La simpatía política

lunes 02 de junio de 2008, 18:39h
Actualizado: 04 de junio de 2008, 07:40h
Simpatía personal puede sentirse por cualquiera, inclusive por un adversario. Se trata del sentimiento individual y afectuoso de una persona respecto a otra que no necesita basarse en razones. Pero la simpatía política es otra cosa. Supone una comunidad de sentimientos colectivos o una participación en ideas comunes. Por ello no es lógico simpatizar con quien mantiene principios contradictorios con los propios.

    Por ello, no es posible que un colectivo que se siente integrado en la comunidad nacional y constitucional española pueda simpatizar con otro colectivo cuyo objetivo sea desintegrar y destruir dicha comunidad nacional constitucional. Puede, evidentemente, coincidirse temporalmente en realidades concretas y medidas que puedan desarrollarse ocasionalmente al margen de los objetivos históricos de unas u otras tendencias políticas, con carácter de acuerdos tácticos, pero no con sentimientos generales de simpatía. 

    Por ejemplo, un partido nacionalista cuyo objetivo inmediato es proponer un referéndum separatista y anticonstitucional no debe ser tratado con ninguna simpatía por parte de otro partido uno de cuyos principios esenciales es la unidad de España y solo se puede simpatizar individualmente con alguno de sus integrantes en cuanto este haya manifestado discrepar explícitamente de tal propósito.
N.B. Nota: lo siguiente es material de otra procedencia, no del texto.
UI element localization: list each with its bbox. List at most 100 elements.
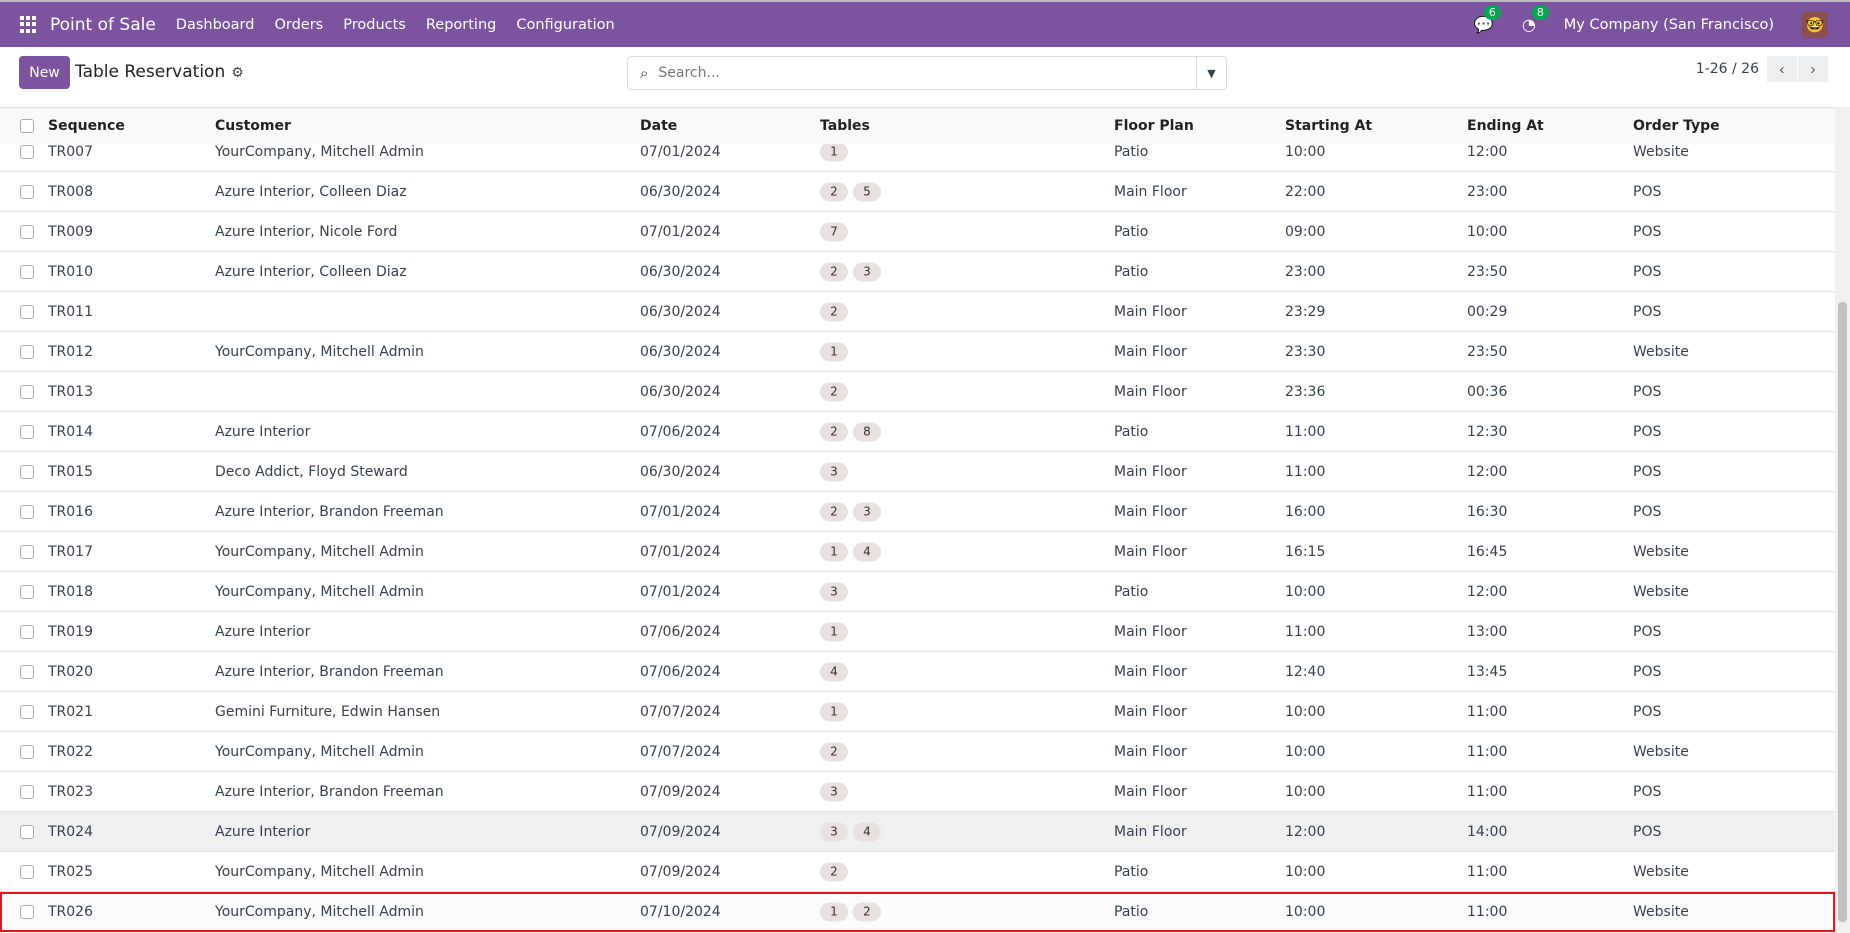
new-button[interactable]: New bbox=[19, 56, 70, 89]
cell-ending-at: 11:00 bbox=[1467, 903, 1508, 920]
table-row[interactable]: TR025 YourCompany, Mitchell Admin 07/09/20… bbox=[0, 852, 1835, 892]
cell-order-type: Website bbox=[1633, 743, 1689, 760]
cell-date: 06/30/2024 bbox=[640, 263, 721, 280]
messages-button[interactable]: 💬 6 bbox=[1474, 5, 1501, 34]
row-checkbox[interactable] bbox=[20, 584, 34, 599]
col-ending-at[interactable]: Ending At bbox=[1467, 118, 1544, 134]
table-row[interactable]: TR011 06/30/2024 2 Main Floor 23:29 00:29 POS bbox=[0, 292, 1835, 332]
cell-floor-plan: Main Floor bbox=[1114, 183, 1187, 200]
row-checkbox[interactable] bbox=[20, 664, 34, 679]
table-row[interactable]: TR015 Deco Addict, Floyd Steward 06/30/202… bbox=[0, 452, 1835, 492]
cell-ending-at: 23:00 bbox=[1467, 183, 1508, 200]
table-row[interactable]: TR012 YourCompany, Mitchell Admin 06/30/20… bbox=[0, 332, 1835, 372]
menu-orders[interactable]: Orders bbox=[274, 16, 324, 33]
table-row[interactable]: TR020 Azure Interior, Brandon Freeman 07/0… bbox=[0, 652, 1835, 692]
cell-floor-plan: Patio bbox=[1114, 583, 1149, 600]
table-row[interactable]: TR018 YourCompany, Mitchell Admin 07/01/20… bbox=[0, 572, 1835, 612]
gear-icon[interactable]: ⚙ bbox=[231, 65, 244, 81]
company-switcher[interactable]: My Company (San Francisco) bbox=[1563, 16, 1774, 33]
row-checkbox[interactable] bbox=[20, 184, 34, 199]
user-avatar[interactable]: 🤓 bbox=[1802, 11, 1828, 38]
cell-ending-at: 16:30 bbox=[1467, 503, 1508, 520]
col-tables[interactable]: Tables bbox=[820, 118, 870, 134]
table-row[interactable]: TR022 YourCompany, Mitchell Admin 07/07/20… bbox=[0, 732, 1835, 772]
table-tag: 3 bbox=[820, 462, 848, 481]
cell-date: 06/30/2024 bbox=[640, 463, 721, 480]
row-checkbox[interactable] bbox=[20, 424, 34, 439]
table-row[interactable]: TR008 Azure Interior, Colleen Diaz 06/30/2… bbox=[0, 172, 1835, 212]
apps-grid-icon[interactable] bbox=[20, 15, 38, 34]
scrollbar-thumb[interactable] bbox=[1838, 302, 1847, 922]
row-checkbox[interactable] bbox=[20, 264, 34, 279]
pager-value[interactable]: 1-26 / 26 bbox=[1695, 61, 1759, 77]
cell-order-type: POS bbox=[1633, 223, 1662, 240]
table-row[interactable]: TR010 Azure Interior, Colleen Diaz 06/30/2… bbox=[0, 252, 1835, 292]
row-checkbox[interactable] bbox=[20, 744, 34, 759]
col-order-type[interactable]: Order Type bbox=[1633, 118, 1720, 134]
table-row[interactable]: TR023 Azure Interior, Brandon Freeman 07/0… bbox=[0, 772, 1835, 812]
row-checkbox[interactable] bbox=[20, 824, 34, 839]
activities-button[interactable]: ◔ 8 bbox=[1522, 5, 1549, 34]
search-dropdown-toggle[interactable]: ▼ bbox=[1196, 57, 1226, 89]
row-checkbox[interactable] bbox=[20, 304, 34, 319]
page-title: Table Reservation bbox=[75, 62, 226, 82]
table-tag: 4 bbox=[853, 822, 881, 841]
control-panel: New Table Reservation ⚙ ⌕ ▼ 1-26 / 26 ‹› bbox=[0, 47, 1850, 107]
row-checkbox[interactable] bbox=[20, 224, 34, 239]
menu-dashboard[interactable]: Dashboard bbox=[175, 16, 255, 33]
col-customer[interactable]: Customer bbox=[215, 118, 291, 134]
scrollbar[interactable] bbox=[1835, 107, 1850, 933]
cell-date: 06/30/2024 bbox=[640, 343, 721, 360]
table-row[interactable]: TR009 Azure Interior, Nicole Ford 07/01/20… bbox=[0, 212, 1835, 252]
cell-ending-at: 12:00 bbox=[1467, 583, 1508, 600]
app-name[interactable]: Point of Sale bbox=[50, 14, 156, 35]
cell-date: 07/01/2024 bbox=[640, 223, 721, 240]
cell-sequence: TR011 bbox=[48, 303, 94, 320]
cell-starting-at: 23:30 bbox=[1285, 343, 1326, 360]
cell-customer: Azure Interior, Colleen Diaz bbox=[215, 183, 407, 200]
cell-sequence: TR016 bbox=[48, 503, 94, 520]
cell-order-type: POS bbox=[1633, 183, 1662, 200]
row-checkbox[interactable] bbox=[20, 464, 34, 479]
row-checkbox[interactable] bbox=[20, 544, 34, 559]
col-sequence[interactable]: Sequence bbox=[48, 118, 125, 134]
cell-sequence: TR024 bbox=[48, 823, 94, 840]
table-row[interactable]: TR024 Azure Interior 07/09/2024 3 4 Main Floo… bbox=[0, 812, 1835, 852]
menu-products[interactable]: Products bbox=[343, 16, 406, 33]
pager-next-button[interactable]: › bbox=[1798, 56, 1828, 82]
table-row[interactable]: TR021 Gemini Furniture, Edwin Hansen 07/07… bbox=[0, 692, 1835, 732]
table-tag: 1 bbox=[820, 622, 848, 641]
row-checkbox[interactable] bbox=[20, 344, 34, 359]
cell-ending-at: 00:29 bbox=[1467, 303, 1508, 320]
row-checkbox[interactable] bbox=[20, 504, 34, 519]
col-starting-at[interactable]: Starting At bbox=[1285, 118, 1373, 134]
table-row[interactable]: TR017 YourCompany, Mitchell Admin 07/01/20… bbox=[0, 532, 1835, 572]
table-row[interactable]: TR014 Azure Interior 07/06/2024 2 8 Patio 11:0… bbox=[0, 412, 1835, 452]
menu-reporting[interactable]: Reporting bbox=[425, 16, 497, 33]
cell-sequence: TR019 bbox=[48, 623, 94, 640]
row-checkbox[interactable] bbox=[20, 864, 34, 879]
row-checkbox[interactable] bbox=[20, 624, 34, 639]
select-all-checkbox[interactable] bbox=[20, 119, 34, 133]
table-tag: 2 bbox=[820, 742, 848, 761]
cell-floor-plan: Main Floor bbox=[1114, 783, 1187, 800]
row-checkbox[interactable] bbox=[20, 384, 34, 399]
row-checkbox[interactable] bbox=[20, 704, 34, 719]
table-row[interactable]: TR019 Azure Interior 07/06/2024 1 Main Floor… bbox=[0, 612, 1835, 652]
pager-previous-button[interactable]: ‹ bbox=[1767, 56, 1797, 82]
cell-floor-plan: Main Floor bbox=[1114, 743, 1187, 760]
row-checkbox[interactable] bbox=[20, 144, 34, 159]
cell-customer: Azure Interior bbox=[215, 823, 311, 840]
table-row[interactable]: TR016 Azure Interior, Brandon Freeman 07/0… bbox=[0, 492, 1835, 532]
cell-ending-at: 10:00 bbox=[1467, 223, 1508, 240]
col-date[interactable]: Date bbox=[640, 118, 678, 134]
menu-configuration[interactable]: Configuration bbox=[516, 16, 615, 33]
row-checkbox[interactable] bbox=[20, 904, 34, 919]
cell-starting-at: 11:00 bbox=[1285, 623, 1326, 640]
col-floor-plan[interactable]: Floor Plan bbox=[1114, 118, 1194, 134]
search-input[interactable] bbox=[658, 65, 1196, 81]
table-row[interactable]: TR026 YourCompany, Mitchell Admin 07/10/20… bbox=[0, 892, 1835, 932]
table-row[interactable]: TR013 06/30/2024 2 Main Floor 23:36 00:36 POS bbox=[0, 372, 1835, 412]
cell-sequence: TR015 bbox=[48, 463, 94, 480]
row-checkbox[interactable] bbox=[20, 784, 34, 799]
    En el caso del partido consentidor de la orientación política del presidente de la autonomía vasca no es posible mantener relaciones de simpatía mientras no se manifieste disconformidad con dicha personalidad destructiva. El Sr. Ibarretxe ha traicionado la delegación de poderes que desempeña en cuanto representante del Estado Español en el País Vasco y no, exclusivamente, en cuanto elegido por uno de los partidos políticos existentes en aquel territorio.
    
    El Sr. Ibarretxe tiene una mente lo suficientemente obtusa como para reclamar que se negocie bilateralmente con él lo que lamentablemente supone que se negoció con una banda terrorista. Pero el Sr. Ibarretxe olvida que fuesen cuales fuesen los términos de dicha negociación esta fracasó y terminó en ruptura. Por tanto lo que está pidiendo es negociar un previsible fracaso y ruptura que es como decir negociar para perder el tiempo. Y lo que, también., olvida el Sr. Ibarretxe es que aquel ensayo lamentable de negociación con los terroristas podía razonarse desde un punto de vista humanitario para conseguir cerrar un proceso de delincuencia sanguinaria mediante el intento de reinserción de unos criminales, lo que no es su caso. Negociar con él sobre la soberanía nacional y la integridad de España solo sería una traición a la comunidad constitucional que todos los españoles sin justificación alguna. Por eso, ni él ni quienes le apoyan, mientras lo apoyen, merecen ningún tipo de simpatía. Los tiempos no han cambiado para tanto.